Даже напускная серьезность и неприступность не позволяли синьорине выглядеть старше своих цветущих восемнадцати лет. Сохранять благопристойную сдержанность долгое время Лючия не могла, уж больно была смешлива и любознательна. Да и кокетлива не в меру, за что часто ловила на себе неодобрительные взгляды солидных матрон. Да что они понимают, эти многопудовые, краснолицые, обильно потеющие или, напротив, сухие, желчные и морщинистые, словно старые кожаные перчатки старухи?

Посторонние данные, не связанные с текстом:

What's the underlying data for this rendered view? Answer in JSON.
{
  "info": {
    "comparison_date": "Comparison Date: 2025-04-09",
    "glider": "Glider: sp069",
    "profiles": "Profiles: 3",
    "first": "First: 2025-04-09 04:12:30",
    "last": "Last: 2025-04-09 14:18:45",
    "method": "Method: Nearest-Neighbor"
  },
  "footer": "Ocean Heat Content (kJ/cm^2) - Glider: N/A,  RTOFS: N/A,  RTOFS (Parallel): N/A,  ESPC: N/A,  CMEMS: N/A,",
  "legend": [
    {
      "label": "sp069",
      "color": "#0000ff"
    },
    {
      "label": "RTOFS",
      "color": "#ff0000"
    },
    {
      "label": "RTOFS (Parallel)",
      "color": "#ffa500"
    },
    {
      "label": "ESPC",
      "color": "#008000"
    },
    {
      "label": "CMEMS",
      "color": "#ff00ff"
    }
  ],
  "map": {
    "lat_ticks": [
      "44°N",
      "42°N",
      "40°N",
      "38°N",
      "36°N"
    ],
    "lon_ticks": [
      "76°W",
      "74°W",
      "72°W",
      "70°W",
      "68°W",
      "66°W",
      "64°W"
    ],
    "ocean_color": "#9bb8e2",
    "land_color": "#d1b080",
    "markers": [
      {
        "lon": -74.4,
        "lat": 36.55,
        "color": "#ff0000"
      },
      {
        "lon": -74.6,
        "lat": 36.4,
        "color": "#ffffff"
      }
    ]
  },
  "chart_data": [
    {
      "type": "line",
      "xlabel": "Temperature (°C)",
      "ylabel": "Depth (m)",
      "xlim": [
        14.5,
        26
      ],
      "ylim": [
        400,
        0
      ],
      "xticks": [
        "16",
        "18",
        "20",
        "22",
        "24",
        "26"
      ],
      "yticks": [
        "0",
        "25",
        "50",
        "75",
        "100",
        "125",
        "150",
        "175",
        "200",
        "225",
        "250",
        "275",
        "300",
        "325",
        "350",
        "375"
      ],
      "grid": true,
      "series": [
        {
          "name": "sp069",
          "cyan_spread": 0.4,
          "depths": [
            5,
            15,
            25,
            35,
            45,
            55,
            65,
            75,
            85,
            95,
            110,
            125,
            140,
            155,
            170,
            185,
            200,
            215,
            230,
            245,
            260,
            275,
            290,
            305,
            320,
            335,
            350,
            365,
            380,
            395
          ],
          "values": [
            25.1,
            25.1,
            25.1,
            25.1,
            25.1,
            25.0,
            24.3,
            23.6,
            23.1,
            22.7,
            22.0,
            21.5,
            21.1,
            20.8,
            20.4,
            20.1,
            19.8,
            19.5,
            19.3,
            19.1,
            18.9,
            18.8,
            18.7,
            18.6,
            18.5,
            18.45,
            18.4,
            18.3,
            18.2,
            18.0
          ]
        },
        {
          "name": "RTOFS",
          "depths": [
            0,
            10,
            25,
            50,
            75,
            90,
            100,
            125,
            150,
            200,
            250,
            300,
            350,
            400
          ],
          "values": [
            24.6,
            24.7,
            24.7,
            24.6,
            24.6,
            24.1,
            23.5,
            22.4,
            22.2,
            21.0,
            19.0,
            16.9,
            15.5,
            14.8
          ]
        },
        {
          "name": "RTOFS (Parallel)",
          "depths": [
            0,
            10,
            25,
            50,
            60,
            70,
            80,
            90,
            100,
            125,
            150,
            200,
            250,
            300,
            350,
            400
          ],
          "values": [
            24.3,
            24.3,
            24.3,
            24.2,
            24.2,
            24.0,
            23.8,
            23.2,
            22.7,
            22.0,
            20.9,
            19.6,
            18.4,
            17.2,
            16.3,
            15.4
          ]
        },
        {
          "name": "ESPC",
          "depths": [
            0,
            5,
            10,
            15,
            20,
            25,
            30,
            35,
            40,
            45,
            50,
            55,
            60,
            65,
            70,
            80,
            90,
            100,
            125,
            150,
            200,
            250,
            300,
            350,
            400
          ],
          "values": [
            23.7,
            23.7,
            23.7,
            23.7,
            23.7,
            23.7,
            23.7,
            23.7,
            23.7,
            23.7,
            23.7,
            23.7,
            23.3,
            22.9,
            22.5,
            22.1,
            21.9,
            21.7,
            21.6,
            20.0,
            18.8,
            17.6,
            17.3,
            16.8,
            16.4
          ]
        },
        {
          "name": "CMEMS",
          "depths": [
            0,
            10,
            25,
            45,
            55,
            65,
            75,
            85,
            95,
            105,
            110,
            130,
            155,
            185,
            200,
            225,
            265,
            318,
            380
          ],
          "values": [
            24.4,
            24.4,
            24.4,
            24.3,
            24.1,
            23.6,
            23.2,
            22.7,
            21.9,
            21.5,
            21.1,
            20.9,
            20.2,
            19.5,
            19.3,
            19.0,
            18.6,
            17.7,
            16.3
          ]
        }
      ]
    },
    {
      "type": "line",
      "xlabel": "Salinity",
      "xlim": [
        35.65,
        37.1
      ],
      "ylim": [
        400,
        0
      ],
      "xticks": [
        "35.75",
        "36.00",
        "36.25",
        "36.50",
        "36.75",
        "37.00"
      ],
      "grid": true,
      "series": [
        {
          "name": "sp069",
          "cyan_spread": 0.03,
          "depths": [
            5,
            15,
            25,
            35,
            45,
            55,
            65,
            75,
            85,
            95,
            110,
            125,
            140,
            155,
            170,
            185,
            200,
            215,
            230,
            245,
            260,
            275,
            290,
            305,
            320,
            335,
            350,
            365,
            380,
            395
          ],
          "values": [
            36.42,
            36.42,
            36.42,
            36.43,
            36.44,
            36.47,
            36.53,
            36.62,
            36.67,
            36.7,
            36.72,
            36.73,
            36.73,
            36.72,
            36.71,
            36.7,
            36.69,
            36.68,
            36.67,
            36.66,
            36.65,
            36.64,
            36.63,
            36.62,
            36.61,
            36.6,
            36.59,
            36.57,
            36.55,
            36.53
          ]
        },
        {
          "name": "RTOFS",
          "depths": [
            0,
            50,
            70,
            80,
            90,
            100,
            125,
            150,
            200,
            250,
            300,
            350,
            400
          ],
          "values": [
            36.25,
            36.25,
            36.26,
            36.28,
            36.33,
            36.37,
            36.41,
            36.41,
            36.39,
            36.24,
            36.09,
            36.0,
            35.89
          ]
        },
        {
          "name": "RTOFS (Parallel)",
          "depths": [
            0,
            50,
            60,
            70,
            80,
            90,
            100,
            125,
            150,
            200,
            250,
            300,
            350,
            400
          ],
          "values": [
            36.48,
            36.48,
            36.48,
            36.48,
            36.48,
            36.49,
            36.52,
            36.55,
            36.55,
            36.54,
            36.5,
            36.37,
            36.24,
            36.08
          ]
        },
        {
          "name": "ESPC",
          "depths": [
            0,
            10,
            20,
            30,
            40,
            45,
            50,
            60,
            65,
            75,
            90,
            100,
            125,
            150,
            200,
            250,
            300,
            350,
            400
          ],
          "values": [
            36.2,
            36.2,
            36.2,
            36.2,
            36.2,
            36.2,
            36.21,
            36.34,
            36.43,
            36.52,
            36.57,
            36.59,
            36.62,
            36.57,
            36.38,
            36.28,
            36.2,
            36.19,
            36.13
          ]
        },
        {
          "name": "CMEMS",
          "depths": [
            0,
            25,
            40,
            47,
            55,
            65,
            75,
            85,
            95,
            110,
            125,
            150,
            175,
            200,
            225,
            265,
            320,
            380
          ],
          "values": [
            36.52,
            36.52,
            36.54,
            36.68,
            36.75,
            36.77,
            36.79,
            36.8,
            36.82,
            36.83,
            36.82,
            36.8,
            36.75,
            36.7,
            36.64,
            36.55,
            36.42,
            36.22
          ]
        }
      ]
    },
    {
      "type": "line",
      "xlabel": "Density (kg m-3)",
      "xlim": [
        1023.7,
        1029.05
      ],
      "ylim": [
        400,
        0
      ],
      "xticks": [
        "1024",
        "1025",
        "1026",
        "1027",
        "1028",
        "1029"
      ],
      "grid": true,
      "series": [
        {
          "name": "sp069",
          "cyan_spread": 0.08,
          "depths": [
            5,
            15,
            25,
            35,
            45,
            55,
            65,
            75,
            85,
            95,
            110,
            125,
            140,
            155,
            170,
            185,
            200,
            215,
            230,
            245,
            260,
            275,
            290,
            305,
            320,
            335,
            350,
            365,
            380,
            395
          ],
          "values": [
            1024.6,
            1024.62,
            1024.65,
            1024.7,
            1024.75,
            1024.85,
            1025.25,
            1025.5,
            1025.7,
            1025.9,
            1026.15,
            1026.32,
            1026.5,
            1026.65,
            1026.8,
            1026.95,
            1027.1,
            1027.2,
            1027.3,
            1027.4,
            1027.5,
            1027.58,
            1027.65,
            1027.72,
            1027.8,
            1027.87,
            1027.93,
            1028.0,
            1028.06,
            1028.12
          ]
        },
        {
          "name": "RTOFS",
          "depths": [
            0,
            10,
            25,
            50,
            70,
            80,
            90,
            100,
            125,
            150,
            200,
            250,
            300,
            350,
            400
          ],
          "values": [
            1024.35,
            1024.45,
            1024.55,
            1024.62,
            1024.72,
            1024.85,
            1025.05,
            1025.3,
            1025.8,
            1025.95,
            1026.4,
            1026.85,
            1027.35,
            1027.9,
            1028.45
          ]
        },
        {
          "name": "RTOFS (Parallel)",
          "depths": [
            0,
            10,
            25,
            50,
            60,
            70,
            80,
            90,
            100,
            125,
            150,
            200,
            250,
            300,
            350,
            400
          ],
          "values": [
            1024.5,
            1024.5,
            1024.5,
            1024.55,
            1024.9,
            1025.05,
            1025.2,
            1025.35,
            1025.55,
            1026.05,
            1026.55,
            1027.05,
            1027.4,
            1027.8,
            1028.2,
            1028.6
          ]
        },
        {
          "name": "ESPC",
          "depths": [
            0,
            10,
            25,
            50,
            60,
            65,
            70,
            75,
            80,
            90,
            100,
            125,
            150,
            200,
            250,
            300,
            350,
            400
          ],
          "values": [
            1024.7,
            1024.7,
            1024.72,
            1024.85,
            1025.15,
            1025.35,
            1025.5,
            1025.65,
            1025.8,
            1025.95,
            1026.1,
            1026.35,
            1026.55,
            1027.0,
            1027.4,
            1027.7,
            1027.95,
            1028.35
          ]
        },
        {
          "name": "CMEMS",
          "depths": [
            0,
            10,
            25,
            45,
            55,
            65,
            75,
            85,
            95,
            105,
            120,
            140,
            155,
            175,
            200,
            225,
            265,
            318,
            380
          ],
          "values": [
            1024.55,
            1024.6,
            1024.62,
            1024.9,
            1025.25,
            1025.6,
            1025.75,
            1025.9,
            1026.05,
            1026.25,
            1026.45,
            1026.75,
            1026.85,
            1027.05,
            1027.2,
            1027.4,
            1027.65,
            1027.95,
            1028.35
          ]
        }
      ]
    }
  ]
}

Разве могла она не кокетничать, да не наряжаться? В рамках приличий, разумеется. Для неё это все равно, что перестать дышать. Совершенно невозможно.
Бросив демонстративно-небрежный взгляд на новенькие, изящные золотые часики – подарок от родителей на последний день ангела и предмет гордости, плотно облегающие сияющим браслетом запястье, синьорина переменила позу и притворно-озабоченно посмотрела в начало перрона. И, словно повинуясь её нетерпеливому взгляду, там показался поезд. Сверкая блестящими черными боками и попыхивая дымом из трубы, он медленно прополз мимо Лючии, таща за собой всего три вагона и остановился, тяжело вздохнув, будто старая кляча. Сравнение показалось девушке столь забавным, что она, не сдержавшись, по-детски хихикнула.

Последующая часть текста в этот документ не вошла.